Carruaca hatte gehofft, dass der Erste diese Frage nicht stellen würde. Doch das war ein törichter Wunsch gewesen. Natürlich musste er diese Frage stellen. Und Carruaca hatte darauf keine zufriedenstellende Antwort, das würde dem Ersten nicht gefallen.

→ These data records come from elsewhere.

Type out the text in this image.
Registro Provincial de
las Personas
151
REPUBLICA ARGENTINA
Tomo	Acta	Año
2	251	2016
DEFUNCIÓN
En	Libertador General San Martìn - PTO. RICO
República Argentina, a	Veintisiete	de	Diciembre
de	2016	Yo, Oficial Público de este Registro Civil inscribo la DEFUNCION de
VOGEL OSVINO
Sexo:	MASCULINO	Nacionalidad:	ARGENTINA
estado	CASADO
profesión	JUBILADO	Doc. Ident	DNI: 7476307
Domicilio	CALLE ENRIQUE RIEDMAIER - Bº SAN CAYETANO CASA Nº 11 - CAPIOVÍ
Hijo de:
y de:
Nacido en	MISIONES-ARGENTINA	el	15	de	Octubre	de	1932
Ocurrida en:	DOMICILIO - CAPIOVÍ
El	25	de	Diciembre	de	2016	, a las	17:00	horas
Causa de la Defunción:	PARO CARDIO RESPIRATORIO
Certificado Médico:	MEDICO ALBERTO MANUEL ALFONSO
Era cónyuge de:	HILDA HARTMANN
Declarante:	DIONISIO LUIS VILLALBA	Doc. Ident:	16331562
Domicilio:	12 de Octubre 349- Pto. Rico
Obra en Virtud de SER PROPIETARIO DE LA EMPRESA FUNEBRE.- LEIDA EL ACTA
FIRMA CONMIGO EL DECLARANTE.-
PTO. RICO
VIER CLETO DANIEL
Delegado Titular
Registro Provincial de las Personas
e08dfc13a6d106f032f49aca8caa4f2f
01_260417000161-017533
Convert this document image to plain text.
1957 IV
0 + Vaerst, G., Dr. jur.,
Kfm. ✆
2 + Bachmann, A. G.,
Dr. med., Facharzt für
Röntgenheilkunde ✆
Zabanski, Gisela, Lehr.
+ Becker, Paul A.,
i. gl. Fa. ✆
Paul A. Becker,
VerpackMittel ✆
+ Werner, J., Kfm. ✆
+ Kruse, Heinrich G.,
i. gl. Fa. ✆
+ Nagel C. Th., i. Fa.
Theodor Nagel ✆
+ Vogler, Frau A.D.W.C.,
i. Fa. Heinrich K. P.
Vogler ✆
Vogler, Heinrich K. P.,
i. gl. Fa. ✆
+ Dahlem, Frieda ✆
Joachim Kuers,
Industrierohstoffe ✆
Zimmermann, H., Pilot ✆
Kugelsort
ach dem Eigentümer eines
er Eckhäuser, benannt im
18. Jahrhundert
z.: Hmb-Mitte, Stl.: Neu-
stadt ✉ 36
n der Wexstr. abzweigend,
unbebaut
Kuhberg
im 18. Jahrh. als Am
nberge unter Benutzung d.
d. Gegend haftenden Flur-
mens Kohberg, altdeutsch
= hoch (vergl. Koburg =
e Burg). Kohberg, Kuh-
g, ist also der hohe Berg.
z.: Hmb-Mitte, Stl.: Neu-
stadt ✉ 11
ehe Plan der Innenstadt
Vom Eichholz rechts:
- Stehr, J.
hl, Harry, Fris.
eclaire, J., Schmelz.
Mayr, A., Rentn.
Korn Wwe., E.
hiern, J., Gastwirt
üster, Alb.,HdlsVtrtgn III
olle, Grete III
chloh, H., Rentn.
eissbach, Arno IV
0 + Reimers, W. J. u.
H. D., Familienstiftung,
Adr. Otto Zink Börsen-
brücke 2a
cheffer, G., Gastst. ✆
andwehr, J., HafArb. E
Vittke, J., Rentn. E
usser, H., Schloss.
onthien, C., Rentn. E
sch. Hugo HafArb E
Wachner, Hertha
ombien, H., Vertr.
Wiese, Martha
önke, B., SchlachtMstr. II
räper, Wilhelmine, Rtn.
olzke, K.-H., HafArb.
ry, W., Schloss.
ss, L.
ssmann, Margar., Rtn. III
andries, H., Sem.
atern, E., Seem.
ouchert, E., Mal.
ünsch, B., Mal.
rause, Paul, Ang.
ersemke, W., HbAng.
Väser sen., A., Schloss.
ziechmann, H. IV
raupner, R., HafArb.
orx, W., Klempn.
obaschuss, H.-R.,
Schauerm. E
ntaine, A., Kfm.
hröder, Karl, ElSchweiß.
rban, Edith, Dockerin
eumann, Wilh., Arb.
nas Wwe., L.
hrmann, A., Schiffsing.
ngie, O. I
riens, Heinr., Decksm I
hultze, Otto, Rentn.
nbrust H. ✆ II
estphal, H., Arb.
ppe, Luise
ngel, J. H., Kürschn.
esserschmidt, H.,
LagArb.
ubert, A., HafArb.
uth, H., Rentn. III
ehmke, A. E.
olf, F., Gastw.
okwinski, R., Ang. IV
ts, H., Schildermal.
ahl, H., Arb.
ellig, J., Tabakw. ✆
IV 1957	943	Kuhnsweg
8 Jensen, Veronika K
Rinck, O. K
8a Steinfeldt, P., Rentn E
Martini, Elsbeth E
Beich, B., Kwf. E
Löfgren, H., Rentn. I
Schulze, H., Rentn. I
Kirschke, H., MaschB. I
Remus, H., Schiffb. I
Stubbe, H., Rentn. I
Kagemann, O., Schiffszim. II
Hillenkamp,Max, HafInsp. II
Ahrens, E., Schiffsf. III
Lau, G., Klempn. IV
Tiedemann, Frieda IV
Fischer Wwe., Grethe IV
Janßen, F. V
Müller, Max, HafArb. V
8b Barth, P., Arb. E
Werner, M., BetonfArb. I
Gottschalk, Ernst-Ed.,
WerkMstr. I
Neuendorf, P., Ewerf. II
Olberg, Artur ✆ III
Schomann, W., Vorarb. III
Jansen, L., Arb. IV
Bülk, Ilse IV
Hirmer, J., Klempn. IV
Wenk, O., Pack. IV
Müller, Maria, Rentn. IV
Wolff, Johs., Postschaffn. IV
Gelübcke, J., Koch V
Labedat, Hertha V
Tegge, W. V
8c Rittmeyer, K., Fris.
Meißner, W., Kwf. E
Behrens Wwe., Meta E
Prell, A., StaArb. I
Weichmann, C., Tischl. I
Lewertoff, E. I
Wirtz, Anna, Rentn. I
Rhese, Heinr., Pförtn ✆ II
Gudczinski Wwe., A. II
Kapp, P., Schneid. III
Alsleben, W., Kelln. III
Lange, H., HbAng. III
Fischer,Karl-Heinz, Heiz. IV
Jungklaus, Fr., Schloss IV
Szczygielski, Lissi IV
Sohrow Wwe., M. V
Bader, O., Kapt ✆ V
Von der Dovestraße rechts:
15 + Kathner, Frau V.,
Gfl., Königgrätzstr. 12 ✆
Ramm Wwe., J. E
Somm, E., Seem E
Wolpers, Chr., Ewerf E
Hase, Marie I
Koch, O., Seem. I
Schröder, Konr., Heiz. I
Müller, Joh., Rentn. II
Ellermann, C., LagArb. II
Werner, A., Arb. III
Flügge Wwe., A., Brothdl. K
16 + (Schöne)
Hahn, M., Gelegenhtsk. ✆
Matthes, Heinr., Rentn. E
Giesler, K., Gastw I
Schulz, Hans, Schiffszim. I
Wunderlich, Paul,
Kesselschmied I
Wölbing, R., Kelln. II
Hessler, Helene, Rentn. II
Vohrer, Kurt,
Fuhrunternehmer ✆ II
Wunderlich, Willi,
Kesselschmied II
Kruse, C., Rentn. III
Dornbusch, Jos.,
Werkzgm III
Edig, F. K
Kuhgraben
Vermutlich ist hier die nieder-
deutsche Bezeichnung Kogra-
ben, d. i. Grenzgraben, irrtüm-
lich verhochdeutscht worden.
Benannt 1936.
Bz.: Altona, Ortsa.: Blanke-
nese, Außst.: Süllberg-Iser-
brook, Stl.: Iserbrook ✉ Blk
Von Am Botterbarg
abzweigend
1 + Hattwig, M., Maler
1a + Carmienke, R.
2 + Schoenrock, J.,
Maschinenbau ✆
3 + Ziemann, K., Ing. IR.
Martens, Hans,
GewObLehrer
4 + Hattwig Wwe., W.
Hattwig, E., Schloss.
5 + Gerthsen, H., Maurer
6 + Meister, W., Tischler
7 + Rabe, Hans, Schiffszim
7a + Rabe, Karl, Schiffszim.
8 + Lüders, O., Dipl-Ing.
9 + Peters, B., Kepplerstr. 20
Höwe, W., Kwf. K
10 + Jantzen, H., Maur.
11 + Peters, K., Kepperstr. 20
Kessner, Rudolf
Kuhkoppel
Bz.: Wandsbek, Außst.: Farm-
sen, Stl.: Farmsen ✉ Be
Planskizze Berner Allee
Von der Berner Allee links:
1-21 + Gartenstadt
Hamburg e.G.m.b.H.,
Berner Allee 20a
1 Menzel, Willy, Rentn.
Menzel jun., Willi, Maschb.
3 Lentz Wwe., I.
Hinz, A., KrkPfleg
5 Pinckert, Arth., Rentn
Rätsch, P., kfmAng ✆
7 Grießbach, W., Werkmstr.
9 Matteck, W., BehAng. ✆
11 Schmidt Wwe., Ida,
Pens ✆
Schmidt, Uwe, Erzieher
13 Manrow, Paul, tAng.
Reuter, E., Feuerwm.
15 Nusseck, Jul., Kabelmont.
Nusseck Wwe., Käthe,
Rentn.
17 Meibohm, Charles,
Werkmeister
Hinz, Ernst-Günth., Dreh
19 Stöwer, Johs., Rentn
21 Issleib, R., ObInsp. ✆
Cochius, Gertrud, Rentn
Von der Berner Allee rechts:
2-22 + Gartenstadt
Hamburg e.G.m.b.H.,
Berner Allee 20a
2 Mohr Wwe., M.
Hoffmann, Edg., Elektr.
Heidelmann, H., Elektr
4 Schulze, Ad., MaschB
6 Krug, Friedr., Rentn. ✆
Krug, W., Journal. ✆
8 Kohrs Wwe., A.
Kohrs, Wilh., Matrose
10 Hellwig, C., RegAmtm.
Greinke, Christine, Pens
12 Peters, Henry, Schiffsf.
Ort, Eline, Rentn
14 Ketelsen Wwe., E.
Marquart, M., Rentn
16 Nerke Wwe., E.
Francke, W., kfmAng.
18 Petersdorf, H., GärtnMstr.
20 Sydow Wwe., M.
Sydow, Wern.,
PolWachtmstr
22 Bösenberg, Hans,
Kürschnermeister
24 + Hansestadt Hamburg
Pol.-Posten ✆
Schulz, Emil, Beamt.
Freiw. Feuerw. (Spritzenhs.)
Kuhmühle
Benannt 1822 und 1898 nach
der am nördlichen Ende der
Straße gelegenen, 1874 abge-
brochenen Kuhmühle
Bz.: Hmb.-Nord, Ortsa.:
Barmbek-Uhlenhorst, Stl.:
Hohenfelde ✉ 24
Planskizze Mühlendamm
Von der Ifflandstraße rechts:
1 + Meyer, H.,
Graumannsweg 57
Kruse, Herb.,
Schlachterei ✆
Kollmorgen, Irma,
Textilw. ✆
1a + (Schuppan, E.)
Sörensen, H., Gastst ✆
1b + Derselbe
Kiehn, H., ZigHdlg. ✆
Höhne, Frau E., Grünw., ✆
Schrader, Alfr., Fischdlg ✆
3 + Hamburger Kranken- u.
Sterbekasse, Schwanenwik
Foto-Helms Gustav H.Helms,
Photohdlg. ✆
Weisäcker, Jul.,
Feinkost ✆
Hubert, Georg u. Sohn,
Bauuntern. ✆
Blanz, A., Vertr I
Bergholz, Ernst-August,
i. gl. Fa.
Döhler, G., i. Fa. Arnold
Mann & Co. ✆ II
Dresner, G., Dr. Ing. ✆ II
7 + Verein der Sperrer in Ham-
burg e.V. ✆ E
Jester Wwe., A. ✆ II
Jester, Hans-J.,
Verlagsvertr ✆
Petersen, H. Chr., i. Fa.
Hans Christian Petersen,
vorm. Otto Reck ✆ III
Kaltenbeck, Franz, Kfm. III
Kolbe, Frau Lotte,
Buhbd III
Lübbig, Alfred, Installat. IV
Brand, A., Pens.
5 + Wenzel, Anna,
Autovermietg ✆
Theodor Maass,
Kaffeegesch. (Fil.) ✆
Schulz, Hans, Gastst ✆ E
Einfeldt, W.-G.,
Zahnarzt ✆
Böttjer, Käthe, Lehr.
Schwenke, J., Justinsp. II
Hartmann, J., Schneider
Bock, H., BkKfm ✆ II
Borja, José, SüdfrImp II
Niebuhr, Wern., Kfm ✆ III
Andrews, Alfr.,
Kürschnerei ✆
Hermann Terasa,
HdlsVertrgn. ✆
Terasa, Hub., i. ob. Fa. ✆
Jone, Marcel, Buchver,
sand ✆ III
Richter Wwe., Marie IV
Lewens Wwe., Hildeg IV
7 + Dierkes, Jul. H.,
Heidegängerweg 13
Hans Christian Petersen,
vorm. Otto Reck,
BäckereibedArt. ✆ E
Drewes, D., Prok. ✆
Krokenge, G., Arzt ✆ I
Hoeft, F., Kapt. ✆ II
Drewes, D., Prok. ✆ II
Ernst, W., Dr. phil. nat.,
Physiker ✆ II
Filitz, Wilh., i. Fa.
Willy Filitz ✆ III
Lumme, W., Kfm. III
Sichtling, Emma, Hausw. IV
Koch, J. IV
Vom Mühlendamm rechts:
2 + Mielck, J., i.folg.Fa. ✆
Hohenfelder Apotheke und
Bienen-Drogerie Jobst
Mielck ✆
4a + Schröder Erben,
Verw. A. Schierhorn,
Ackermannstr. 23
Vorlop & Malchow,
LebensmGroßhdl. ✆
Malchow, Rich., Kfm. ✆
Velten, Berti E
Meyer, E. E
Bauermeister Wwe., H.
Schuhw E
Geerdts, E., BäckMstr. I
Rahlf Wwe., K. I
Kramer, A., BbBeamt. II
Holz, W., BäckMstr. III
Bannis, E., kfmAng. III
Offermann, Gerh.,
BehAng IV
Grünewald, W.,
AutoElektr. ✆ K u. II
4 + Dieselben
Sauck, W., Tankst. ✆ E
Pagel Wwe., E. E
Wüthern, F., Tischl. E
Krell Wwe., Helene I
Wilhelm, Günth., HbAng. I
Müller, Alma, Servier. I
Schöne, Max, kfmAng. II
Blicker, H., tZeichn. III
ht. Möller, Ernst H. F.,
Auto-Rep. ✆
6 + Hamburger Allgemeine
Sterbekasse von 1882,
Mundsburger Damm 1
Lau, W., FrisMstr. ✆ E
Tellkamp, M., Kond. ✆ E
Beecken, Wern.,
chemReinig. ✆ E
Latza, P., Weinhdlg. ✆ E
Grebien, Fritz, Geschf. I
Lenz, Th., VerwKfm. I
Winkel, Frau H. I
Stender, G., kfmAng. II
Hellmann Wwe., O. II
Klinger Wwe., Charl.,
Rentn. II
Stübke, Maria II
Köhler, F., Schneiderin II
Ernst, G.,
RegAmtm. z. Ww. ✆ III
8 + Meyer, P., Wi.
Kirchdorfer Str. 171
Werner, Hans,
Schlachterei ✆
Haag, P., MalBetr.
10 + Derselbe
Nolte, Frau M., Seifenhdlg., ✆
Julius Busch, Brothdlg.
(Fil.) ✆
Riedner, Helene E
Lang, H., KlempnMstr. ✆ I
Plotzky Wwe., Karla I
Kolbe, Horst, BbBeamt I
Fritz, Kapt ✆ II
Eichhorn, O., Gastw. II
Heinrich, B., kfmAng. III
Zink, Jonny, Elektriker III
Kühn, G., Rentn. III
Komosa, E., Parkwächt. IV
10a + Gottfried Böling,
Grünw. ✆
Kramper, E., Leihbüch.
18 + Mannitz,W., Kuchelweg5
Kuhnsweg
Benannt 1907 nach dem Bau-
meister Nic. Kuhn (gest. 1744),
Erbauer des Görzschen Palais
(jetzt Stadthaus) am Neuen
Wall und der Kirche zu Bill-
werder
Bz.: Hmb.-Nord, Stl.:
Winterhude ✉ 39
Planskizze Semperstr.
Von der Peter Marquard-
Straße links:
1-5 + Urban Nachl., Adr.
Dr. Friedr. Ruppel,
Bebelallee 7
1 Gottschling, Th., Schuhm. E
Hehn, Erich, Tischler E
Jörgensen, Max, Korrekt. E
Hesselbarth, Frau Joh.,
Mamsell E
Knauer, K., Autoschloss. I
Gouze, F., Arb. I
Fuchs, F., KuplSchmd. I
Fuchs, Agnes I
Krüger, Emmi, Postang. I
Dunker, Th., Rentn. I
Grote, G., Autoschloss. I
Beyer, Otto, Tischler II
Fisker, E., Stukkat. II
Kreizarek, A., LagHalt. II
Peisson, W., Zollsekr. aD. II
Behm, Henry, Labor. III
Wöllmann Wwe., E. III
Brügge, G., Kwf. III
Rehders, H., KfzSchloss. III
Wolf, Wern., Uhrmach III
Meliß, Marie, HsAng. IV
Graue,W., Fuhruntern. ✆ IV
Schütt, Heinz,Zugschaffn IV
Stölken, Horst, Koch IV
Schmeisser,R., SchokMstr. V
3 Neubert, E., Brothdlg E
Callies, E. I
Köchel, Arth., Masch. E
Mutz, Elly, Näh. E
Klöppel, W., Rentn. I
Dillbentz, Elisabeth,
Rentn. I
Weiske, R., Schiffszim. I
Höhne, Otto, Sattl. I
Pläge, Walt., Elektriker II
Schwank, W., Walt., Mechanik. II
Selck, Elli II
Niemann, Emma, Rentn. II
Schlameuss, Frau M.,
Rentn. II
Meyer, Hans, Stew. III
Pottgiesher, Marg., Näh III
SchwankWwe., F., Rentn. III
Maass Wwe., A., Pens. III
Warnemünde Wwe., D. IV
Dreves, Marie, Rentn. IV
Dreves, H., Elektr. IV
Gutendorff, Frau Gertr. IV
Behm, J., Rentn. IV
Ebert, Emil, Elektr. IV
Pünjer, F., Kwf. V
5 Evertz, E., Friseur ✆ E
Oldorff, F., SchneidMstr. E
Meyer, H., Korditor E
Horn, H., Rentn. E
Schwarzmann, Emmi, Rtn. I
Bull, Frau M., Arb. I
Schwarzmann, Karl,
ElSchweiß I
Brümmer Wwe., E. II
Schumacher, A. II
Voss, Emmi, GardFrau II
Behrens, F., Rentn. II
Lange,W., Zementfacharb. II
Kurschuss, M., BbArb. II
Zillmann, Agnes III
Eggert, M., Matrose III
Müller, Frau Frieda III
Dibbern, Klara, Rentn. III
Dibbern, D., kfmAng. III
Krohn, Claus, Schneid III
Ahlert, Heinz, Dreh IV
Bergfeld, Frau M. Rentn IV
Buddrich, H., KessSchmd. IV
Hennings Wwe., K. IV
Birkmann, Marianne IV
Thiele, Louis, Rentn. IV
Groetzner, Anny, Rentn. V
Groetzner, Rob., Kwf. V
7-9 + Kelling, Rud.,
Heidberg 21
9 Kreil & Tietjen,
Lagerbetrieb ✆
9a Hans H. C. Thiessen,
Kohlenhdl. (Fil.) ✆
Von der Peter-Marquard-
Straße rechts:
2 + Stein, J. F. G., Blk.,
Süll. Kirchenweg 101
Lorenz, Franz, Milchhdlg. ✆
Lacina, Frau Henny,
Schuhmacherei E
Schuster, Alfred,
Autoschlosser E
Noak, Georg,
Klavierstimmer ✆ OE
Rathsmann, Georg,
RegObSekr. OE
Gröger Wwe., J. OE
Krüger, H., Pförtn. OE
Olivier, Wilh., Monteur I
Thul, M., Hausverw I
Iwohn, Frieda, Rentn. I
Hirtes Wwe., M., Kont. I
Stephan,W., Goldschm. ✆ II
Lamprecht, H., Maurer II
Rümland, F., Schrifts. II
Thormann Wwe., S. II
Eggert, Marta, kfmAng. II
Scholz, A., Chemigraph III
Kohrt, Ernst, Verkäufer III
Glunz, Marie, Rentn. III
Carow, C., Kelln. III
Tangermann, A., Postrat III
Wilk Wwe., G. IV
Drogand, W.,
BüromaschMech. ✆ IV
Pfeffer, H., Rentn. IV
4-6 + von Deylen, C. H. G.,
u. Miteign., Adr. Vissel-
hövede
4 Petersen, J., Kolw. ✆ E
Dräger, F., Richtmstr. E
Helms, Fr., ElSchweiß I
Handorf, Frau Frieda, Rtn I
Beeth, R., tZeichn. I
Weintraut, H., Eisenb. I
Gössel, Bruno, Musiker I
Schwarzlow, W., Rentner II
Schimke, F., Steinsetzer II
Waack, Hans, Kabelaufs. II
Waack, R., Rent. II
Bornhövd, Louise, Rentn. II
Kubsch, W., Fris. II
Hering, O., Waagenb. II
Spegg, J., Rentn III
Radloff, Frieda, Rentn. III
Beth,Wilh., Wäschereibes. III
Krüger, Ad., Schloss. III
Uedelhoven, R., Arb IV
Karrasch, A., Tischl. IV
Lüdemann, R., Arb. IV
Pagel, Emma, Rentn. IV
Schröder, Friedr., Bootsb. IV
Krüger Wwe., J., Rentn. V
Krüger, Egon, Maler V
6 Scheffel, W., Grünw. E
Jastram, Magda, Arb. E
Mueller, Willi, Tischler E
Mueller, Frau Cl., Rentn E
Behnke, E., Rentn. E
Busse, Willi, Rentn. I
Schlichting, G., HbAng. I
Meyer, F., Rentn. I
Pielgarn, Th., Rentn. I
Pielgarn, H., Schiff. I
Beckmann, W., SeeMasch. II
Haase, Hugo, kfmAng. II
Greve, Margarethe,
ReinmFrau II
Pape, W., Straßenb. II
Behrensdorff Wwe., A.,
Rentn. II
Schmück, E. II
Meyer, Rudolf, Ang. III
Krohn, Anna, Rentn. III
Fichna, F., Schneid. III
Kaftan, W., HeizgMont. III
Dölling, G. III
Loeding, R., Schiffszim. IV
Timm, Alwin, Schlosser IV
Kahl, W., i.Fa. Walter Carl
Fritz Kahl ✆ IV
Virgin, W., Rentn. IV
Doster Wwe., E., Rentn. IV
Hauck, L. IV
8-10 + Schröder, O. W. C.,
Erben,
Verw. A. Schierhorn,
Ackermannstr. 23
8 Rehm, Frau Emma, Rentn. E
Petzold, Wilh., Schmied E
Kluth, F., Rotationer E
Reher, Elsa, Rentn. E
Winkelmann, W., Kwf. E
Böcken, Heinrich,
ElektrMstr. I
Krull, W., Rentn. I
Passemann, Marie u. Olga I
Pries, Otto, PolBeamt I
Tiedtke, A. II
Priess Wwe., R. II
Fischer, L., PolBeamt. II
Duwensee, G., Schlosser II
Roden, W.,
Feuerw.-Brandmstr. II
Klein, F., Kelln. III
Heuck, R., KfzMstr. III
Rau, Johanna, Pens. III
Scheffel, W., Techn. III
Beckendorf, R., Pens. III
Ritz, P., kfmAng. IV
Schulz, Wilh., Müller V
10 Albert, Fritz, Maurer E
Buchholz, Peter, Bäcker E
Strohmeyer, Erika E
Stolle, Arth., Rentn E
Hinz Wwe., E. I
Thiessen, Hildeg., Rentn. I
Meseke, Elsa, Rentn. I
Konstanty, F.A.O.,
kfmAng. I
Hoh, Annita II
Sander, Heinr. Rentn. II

»Ich bin gerade dabei, mehrere Personen ausfindig zu machen, die mit großer Wahrscheinlichkeit Kontakt zu ihr hatten oder noch haben«, versuchte er den Ersten hinzuhalten. »Es gibt mindestens eine Person, von der ich mit Sicherheit weiß, dass sie mit der Rächerin verkehrt. Auch wenn diese Person keine Ahnung hat, wer oder was Krylova ist, wird eine Analyse …«

Der Erste hatte genug gehört. Er senkte den Kopf, erhob sich von seinem Thron und verließ schweigend den Raum. Carruaca atmete erleichtert auf. Der Zweite begleitete ihn zur Tür.

»Wer ist diese Person?«

»Ein Journalist«, log er. »Einer, den ich vor Jahren kennengelernt habe.«

»Hans Wels?«

Carruaca zuckte zusammen.

»Woher kennen Sie seinen Namen?«

Der Zweite lächelte wissend.

»Sie sollten nie vergessen, mit wem sie es zu tun haben. Beim nächsten Treffen wünschen wir erste Ergebnisse. Die Rächerin muss gefasst werden, sie darf nicht zur Ruhe kommen. Sie haben schon einmal versagt. Ich hoffe, Sie verstehen?«

Carruaca verstand und er würde dafür Sorge tragen, dass sie ihm nicht noch einmal entwischte.